Mapping Latino Populations in the U.S.


Where do America’s Latino and Hispanic populations live? Flip through some new maps from the U.S. Census, and you’ll notice that while these groups are spread throughout the country, their numbers are concentrated in just a few major cities, including Los Angeles, New York, Chicago, Miami, and Houston. (The Atlantic) (You may also want to consult this Pew Research study.)

Use our resources to better understand population density and distribution patterns.

California and Texas have the best Mexican food. Now you know why! (Non-scientific consensus reached by native Californian Caryl-Sue and native Texan J. Kappler.)  Map courtesy U.S. Census
Map courtesy U.S. Census

Discussion Ideas

  • The Atlantic blog and Pew Research study analyze U.S. Census data about “Hispanic or Latino” populations. How do you define Hispanic or Latino?
    • Hispanic generally refers to people tracing their ancestry to the Iberian Peninsula, dominated by Spain and Portugal.
    • Latina/o generally refers to people tracing their ancestry to Latin America—Mexico, the Caribbean, Central America, and South America. “Latina/o” can indicate people who trace their ancestry to Europe (Hispanic), as well as people of indigenous American origin.
    • Due to the complex history of immigration in Latin America and debate in the community over which term to use, the U.S. Census sometimes groups Hispanics and Latinos together.
    • FYI: Hispanic and Latino are ethonyms.
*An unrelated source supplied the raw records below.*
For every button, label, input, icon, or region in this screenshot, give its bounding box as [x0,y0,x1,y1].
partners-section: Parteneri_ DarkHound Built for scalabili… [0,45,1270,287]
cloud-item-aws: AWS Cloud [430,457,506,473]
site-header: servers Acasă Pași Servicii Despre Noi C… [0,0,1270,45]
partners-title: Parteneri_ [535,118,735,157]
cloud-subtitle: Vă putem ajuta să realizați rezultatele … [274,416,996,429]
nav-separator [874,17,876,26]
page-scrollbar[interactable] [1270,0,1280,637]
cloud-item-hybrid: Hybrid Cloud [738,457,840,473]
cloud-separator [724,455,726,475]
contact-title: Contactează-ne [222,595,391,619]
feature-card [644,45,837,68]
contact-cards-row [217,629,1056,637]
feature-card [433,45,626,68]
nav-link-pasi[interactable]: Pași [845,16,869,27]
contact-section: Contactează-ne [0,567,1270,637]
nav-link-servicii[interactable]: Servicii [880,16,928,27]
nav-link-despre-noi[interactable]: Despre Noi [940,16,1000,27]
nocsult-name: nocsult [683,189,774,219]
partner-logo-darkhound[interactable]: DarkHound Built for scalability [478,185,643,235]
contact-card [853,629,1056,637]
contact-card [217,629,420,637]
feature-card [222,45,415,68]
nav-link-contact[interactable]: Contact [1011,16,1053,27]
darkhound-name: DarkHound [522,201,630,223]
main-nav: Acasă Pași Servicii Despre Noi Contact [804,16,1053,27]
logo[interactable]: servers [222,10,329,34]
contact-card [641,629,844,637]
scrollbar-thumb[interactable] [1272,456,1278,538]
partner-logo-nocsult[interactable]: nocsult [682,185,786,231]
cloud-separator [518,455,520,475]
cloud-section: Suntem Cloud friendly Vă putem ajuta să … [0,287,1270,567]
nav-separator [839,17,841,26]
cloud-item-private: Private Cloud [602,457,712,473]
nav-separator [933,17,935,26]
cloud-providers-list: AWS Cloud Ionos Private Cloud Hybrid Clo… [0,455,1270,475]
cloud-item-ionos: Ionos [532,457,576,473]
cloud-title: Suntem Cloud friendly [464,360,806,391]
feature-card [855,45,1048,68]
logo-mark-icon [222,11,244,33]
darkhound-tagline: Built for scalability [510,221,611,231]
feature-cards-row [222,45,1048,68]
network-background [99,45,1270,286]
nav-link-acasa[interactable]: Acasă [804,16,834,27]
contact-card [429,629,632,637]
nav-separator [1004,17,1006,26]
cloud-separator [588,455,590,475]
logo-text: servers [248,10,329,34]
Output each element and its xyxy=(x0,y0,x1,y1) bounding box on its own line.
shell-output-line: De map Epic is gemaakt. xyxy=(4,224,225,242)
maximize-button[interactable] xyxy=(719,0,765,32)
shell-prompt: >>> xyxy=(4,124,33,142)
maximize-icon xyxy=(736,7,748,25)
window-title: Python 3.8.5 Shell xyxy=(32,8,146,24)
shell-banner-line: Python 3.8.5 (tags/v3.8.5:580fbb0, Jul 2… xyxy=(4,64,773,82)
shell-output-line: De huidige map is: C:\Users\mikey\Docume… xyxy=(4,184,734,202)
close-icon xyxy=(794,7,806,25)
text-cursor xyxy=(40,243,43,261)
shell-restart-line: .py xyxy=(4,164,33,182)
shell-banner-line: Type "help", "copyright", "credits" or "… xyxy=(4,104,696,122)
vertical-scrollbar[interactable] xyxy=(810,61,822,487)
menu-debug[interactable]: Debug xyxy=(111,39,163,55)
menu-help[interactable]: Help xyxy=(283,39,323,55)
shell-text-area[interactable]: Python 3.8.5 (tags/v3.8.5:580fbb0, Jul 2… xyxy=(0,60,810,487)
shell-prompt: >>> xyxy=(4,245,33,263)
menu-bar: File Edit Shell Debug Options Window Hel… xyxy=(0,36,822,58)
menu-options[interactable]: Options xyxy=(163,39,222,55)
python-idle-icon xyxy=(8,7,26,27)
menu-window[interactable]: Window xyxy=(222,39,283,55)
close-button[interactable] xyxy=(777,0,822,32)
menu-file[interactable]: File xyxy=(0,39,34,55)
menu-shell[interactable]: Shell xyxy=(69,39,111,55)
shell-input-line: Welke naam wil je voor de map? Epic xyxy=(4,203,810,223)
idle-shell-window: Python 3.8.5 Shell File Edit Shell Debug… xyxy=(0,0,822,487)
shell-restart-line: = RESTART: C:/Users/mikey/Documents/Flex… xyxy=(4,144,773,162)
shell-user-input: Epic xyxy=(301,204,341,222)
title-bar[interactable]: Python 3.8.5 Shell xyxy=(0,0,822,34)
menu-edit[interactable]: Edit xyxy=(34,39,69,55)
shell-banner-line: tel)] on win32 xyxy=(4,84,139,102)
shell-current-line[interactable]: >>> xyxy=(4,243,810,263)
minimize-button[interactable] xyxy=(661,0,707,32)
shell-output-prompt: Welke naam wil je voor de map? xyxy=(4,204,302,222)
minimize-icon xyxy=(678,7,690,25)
An ethonym is a name applied to or used by an ethnic group. People native to Italy, for example, use the ethonym Italian. People native to the China use the ethonym Chinese. Just to make it interesting (and confusing), ethonyms are not quite the same as demonyms. Demonyms are names applied to or used by people from a certain place, not having to do with their ethnicity. People from Los Angeles, for example, use the the demonym Angeleno. An Angeleno may also identify by an ethonym, such as African-American, Latina/o, or Asian. Our multi-ethnic society includes even more specific ethonyms and demonyms—Afro-Cuban Angelenos, for instance. Sometimes, an immigrant group identifies itself as a unique community in its adopted home, combining ethonyms and demonyms. The New York area’s Puerto Rican community, for example, sometimes identifies as Nuyorican.
  • Read through our activity “Comparing Density and Distribution.” Review the excellent questions explored in the section “Testing the Definitions,” using the state-by-state data linked to above.
    • What is the difference between density and distribution?
    • What is the population density in your state?
    • Do you think your state’s population is evenly distributed throughout the state?
    • Do you think the population density of a specific ethnic group (such as Hispanics or Latinos) is evenly distributed throughout the state?
  • How do the new U.S. Census maps of “Hispanic or Latino Population by Specific Origin” provide more information than the state-by-state data table linked to above?
    • The new maps provide more information in two important ways.
      • First, the new maps provide more specific distribution patterns. The population density of Latinos is higher in California than the U.S. in general, for instance. (That information is available in the table.) The distribution pattern revealed in the new maps shows that that population is largely clustered in the southern part of the state. Counties in California’s far north may have more in common demographically with Wyoming than counties in California’s south.
      • Second, the new maps offer more information on specific groups. The state Census data displays “Hispanic or Latino” only, while the new maps break that category down into 22 different identities, with radically different distribution patterns. While California and Texas have the largest concentrations of Hispanic or Latino populations in the country, and New Mexico has the largest concentration of Hispanics or Latinos as a percentage of state population, not one county in any of those states has a significant population of Paraguayans, for instance. The American Paraguayan presence is clustered around New York City.